Gilbert atmete hörbar auf. Diesmal war die Sache mit den Steuereintreibern wieder einmal gut gegangen. Er sah sogleich zu Oscar. „Wir stehen tief in Eurer Schuld und würden alles Mögliche tun, um sie zu begleichen.“

 

„Das braucht ihr nicht.“ Oscar ließ ihn nicht zu Ende sprechen. „Ich bin froh, noch rechtzeitig gekommen zu sein. Ich wusste gar nicht, dass es hier noch schlimmer geworden ist, als es schon bei meinem letzten Aufenthalt gewesen war... Deshalb bleibe ich für eine Weile hier und sorge für Ordnung.“ Oscar wandte sich von den Geschwistern ab. „André, komm, lass uns gehen. Ich möchte noch nachsehen, wie gut mein Haus noch bewohnbar ist.“

 

„In Ordnung, Oscar.“

 

„Lady Oscar!“ Gilbert ließ seine Schwester los und stand schon vor Oscar. „Ich weiß, Ihr wollt von uns nichts, aber bitte, lasst uns Euch beim Wiederaufbau des Hauses helfen.“

 

„Nun...“ Oscar war sich nicht sicher.

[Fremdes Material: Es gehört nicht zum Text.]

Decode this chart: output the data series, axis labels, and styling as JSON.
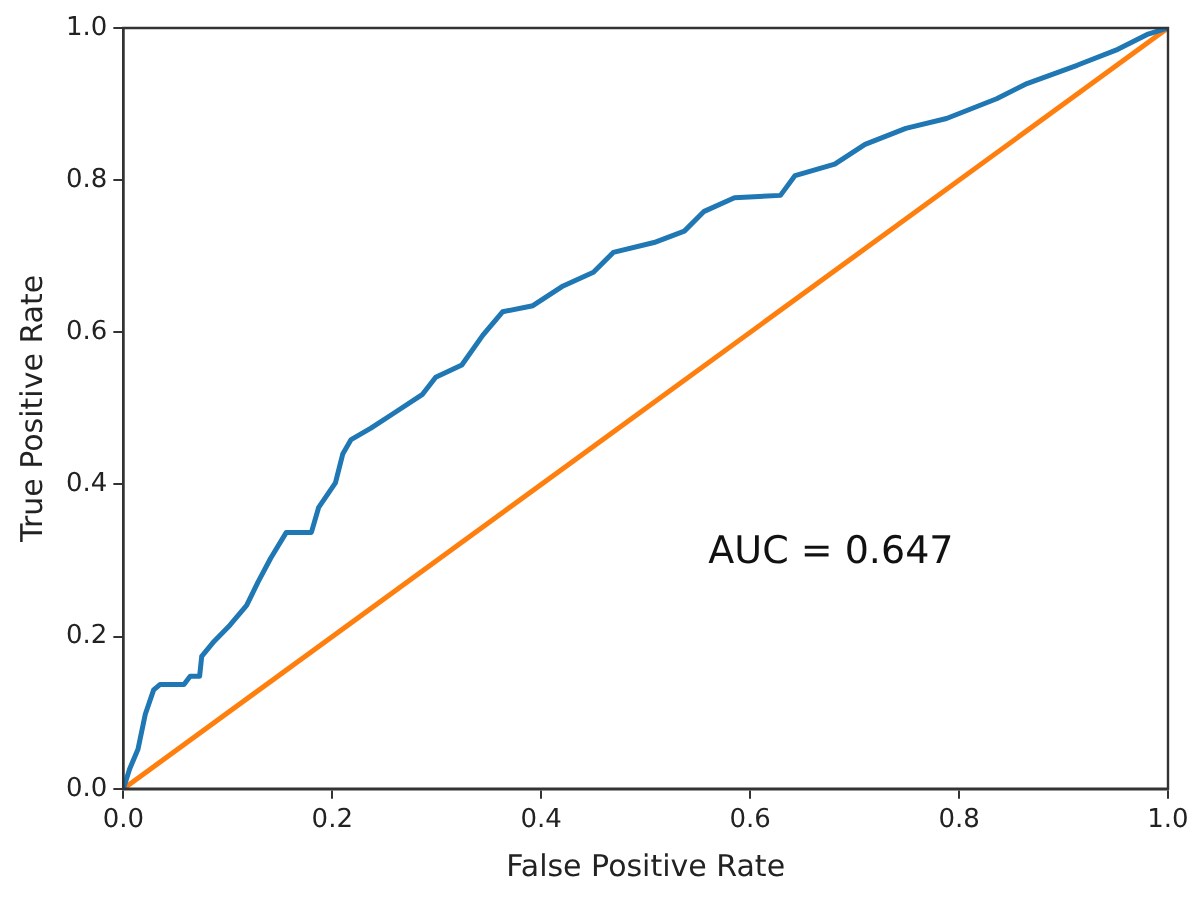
{
  "chart_data": {
    "type": "line",
    "xlabel": "False Positive Rate",
    "ylabel": "True Positive Rate",
    "annotations": [
      "AUC = 0.647"
    ],
    "xlim": [
      0,
      1
    ],
    "ylim": [
      0,
      1
    ],
    "xticks": [
      {
        "value": 0,
        "label": "0.0"
      },
      {
        "value": 0.2,
        "label": "0.2"
      },
      {
        "value": 0.4,
        "label": "0.4"
      },
      {
        "value": 0.6,
        "label": "0.6"
      },
      {
        "value": 0.8,
        "label": "0.8"
      },
      {
        "value": 1,
        "label": "1.0"
      }
    ],
    "yticks": [
      {
        "value": 0,
        "label": "0.0"
      },
      {
        "value": 0.2,
        "label": "0.2"
      },
      {
        "value": 0.4,
        "label": "0.4"
      },
      {
        "value": 0.6,
        "label": "0.6"
      },
      {
        "value": 0.8,
        "label": "0.8"
      },
      {
        "value": 1,
        "label": "1.0"
      }
    ],
    "grid": false,
    "legend": false,
    "marker": "none",
    "line_style": "solid",
    "series": [
      {
        "color": "#1f77b4",
        "x": [
          0,
          0.006,
          0.014,
          0.021,
          0.029,
          0.035,
          0.058,
          0.064,
          0.073,
          0.075,
          0.087,
          0.102,
          0.118,
          0.129,
          0.141,
          0.156,
          0.18,
          0.187,
          0.203,
          0.21,
          0.218,
          0.237,
          0.257,
          0.286,
          0.299,
          0.324,
          0.344,
          0.363,
          0.392,
          0.421,
          0.45,
          0.469,
          0.508,
          0.537,
          0.556,
          0.585,
          0.629,
          0.643,
          0.681,
          0.71,
          0.749,
          0.788,
          0.836,
          0.865,
          0.913,
          0.952,
          0.981,
          1
        ],
        "values": [
          0,
          0.026,
          0.052,
          0.098,
          0.13,
          0.137,
          0.137,
          0.148,
          0.148,
          0.174,
          0.194,
          0.215,
          0.241,
          0.272,
          0.303,
          0.337,
          0.337,
          0.37,
          0.402,
          0.44,
          0.459,
          0.474,
          0.492,
          0.518,
          0.541,
          0.557,
          0.596,
          0.627,
          0.635,
          0.661,
          0.679,
          0.705,
          0.718,
          0.733,
          0.759,
          0.777,
          0.78,
          0.806,
          0.821,
          0.847,
          0.868,
          0.881,
          0.907,
          0.927,
          0.951,
          0.972,
          0.992,
          1
        ]
      },
      {
        "color": "#ff7f0e",
        "x": [
          0,
          1
        ],
        "values": [
          0,
          1
        ]
      }
    ]
  }
}
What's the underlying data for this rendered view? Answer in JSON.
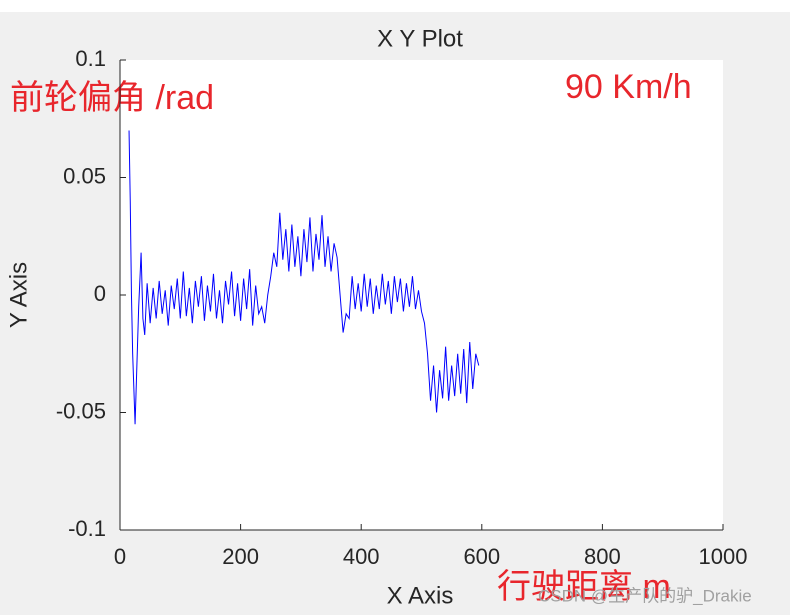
{
  "chart_data": {
    "type": "line",
    "title": "X Y Plot",
    "x_label": "X Axis",
    "y_label": "Y Axis",
    "annotations": [
      "前轮偏角 /rad",
      "90 Km/h",
      "行驶距离 m"
    ],
    "watermark": "CSDN @生产队的驴_Drakie",
    "color": "#0000ff",
    "xlim": [
      0,
      1000
    ],
    "xticks": [
      0,
      200,
      400,
      600,
      800,
      1000
    ],
    "ylim": [
      -0.1,
      0.1
    ],
    "yticks": [
      -0.1,
      -0.05,
      0,
      0.05,
      0.1
    ],
    "x": [
      15,
      17,
      19,
      21,
      23,
      25,
      28,
      31,
      35,
      38,
      41,
      45,
      50,
      55,
      60,
      65,
      70,
      75,
      80,
      85,
      90,
      95,
      100,
      105,
      110,
      115,
      120,
      125,
      130,
      135,
      140,
      145,
      150,
      155,
      160,
      165,
      170,
      175,
      180,
      185,
      190,
      195,
      200,
      205,
      210,
      215,
      220,
      225,
      230,
      235,
      240,
      245,
      250,
      255,
      260,
      265,
      270,
      275,
      280,
      285,
      290,
      295,
      300,
      305,
      310,
      315,
      320,
      325,
      330,
      335,
      340,
      345,
      350,
      355,
      360,
      365,
      370,
      375,
      380,
      385,
      390,
      395,
      400,
      405,
      410,
      415,
      420,
      425,
      430,
      435,
      440,
      445,
      450,
      455,
      460,
      465,
      470,
      475,
      480,
      485,
      490,
      495,
      500,
      505,
      510,
      515,
      520,
      525,
      530,
      535,
      540,
      545,
      550,
      555,
      560,
      565,
      570,
      575,
      580,
      585,
      590,
      595
    ],
    "values": [
      0.07,
      0.04,
      0.0,
      -0.025,
      -0.04,
      -0.055,
      -0.03,
      -0.005,
      0.018,
      -0.01,
      -0.017,
      0.005,
      -0.012,
      0.003,
      -0.01,
      0.006,
      -0.008,
      0.002,
      -0.013,
      0.004,
      -0.006,
      0.007,
      -0.01,
      0.01,
      -0.009,
      0.003,
      -0.012,
      0.006,
      -0.005,
      0.008,
      -0.011,
      0.004,
      -0.007,
      0.009,
      -0.01,
      0.002,
      -0.012,
      0.006,
      -0.004,
      0.01,
      -0.009,
      0.005,
      -0.011,
      0.007,
      -0.006,
      0.011,
      -0.013,
      0.004,
      -0.008,
      -0.005,
      -0.012,
      0.0,
      0.008,
      0.018,
      0.012,
      0.035,
      0.015,
      0.028,
      0.01,
      0.03,
      0.012,
      0.025,
      0.008,
      0.028,
      0.014,
      0.033,
      0.01,
      0.026,
      0.015,
      0.034,
      0.012,
      0.025,
      0.01,
      0.022,
      0.016,
      0.0,
      -0.016,
      -0.008,
      -0.01,
      0.008,
      -0.006,
      0.005,
      -0.007,
      0.009,
      -0.005,
      0.007,
      -0.008,
      0.004,
      -0.006,
      0.009,
      -0.004,
      0.006,
      -0.008,
      0.008,
      -0.003,
      0.007,
      -0.007,
      0.005,
      -0.005,
      0.008,
      -0.006,
      0.002,
      -0.007,
      -0.012,
      -0.025,
      -0.045,
      -0.03,
      -0.05,
      -0.032,
      -0.044,
      -0.022,
      -0.045,
      -0.03,
      -0.043,
      -0.025,
      -0.042,
      -0.023,
      -0.046,
      -0.02,
      -0.04,
      -0.025,
      -0.03
    ]
  }
}
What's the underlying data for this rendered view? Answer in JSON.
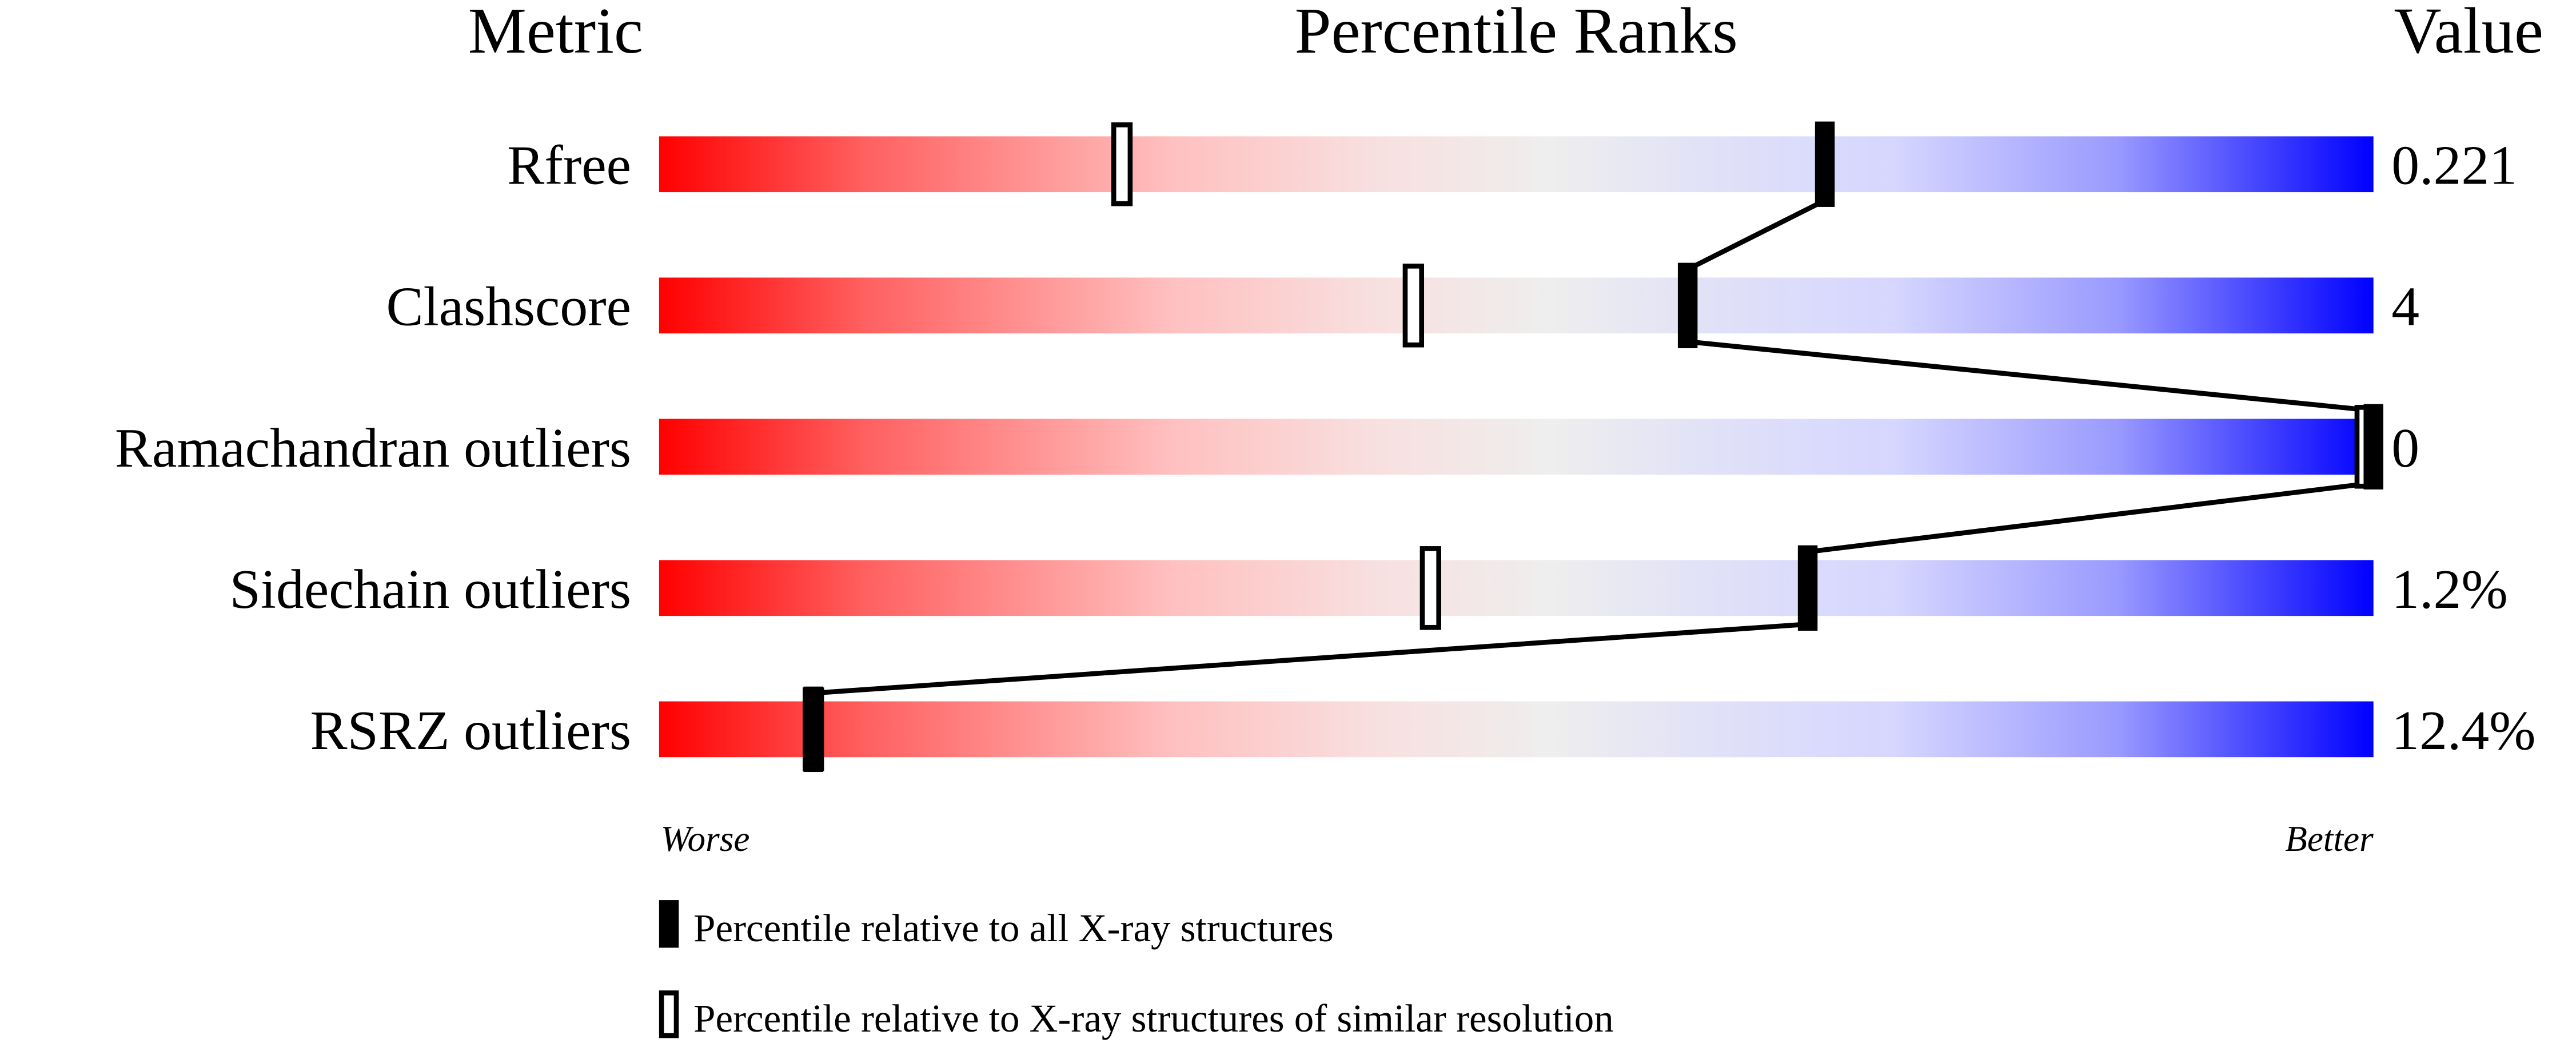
{
  "chart_data": {
    "type": "percentile-slider",
    "headers": {
      "metric": "Metric",
      "ranks": "Percentile Ranks",
      "value": "Value"
    },
    "axis": {
      "min_label": "Worse",
      "max_label": "Better",
      "range": [
        0,
        100
      ]
    },
    "colors": {
      "worse": "#ff0000",
      "middle": "#eeeeee",
      "better": "#0000ff",
      "marker": "#000000"
    },
    "metrics": [
      {
        "name": "Rfree",
        "value": "0.221",
        "percentile_all": 68,
        "percentile_similar": 27
      },
      {
        "name": "Clashscore",
        "value": "4",
        "percentile_all": 60,
        "percentile_similar": 44
      },
      {
        "name": "Ramachandran outliers",
        "value": "0",
        "percentile_all": 100,
        "percentile_similar": 100
      },
      {
        "name": "Sidechain outliers",
        "value": "1.2%",
        "percentile_all": 67,
        "percentile_similar": 45
      },
      {
        "name": "RSRZ outliers",
        "value": "12.4%",
        "percentile_all": 9,
        "percentile_similar": 9
      }
    ],
    "legend": [
      {
        "marker": "filled",
        "label": "Percentile relative to all X-ray structures"
      },
      {
        "marker": "hollow",
        "label": "Percentile relative to X-ray structures of similar resolution"
      }
    ]
  }
}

Sie wollte deren Leistung nicht in Anspruch nehmen, da sie kaum was hatten.

 

„Bitte, Lady Oscar!“ Seine Schwester war auch schon bei ihnen. „Lasst uns Euch auf diese Weise für Eure Güte etwas zurückgeben... Es wird uns eine Ehre sein, Euch helfen zu können...“

 

„Und ich kann auch in der Nachbarschaft ein paar helfende Hände mehr anfragen.“ Der jüngere Avel schloss sich auch mit an.

 

„Also gut...“, gab Oscar widerstrebend nach. So gesehen, hatte sie diese helfende Hände gut gebraucht. „Und ich werde euch natürlich dafür gut entlohnen.“

 

Avel stürmte bereits aus dem Haus, kaum dass Oscar ihr Einverständnis gegeben hatte. Nicht lange und es versammelten sich schon bald einige Bauern um das zerstörte Haus von Oscar, als sie dorthin zurückgekehrt war. Einige von den Menschen waren auch die Diebe und brachten das kleine Diebesgut zurück, beziehungsweise was davon übrig geblieben war oder sie noch nicht verscherbeln konnten. Oscar zog sie nicht zu Rechenschaft – die armen Menschen hatten ja schon genug zu leiden.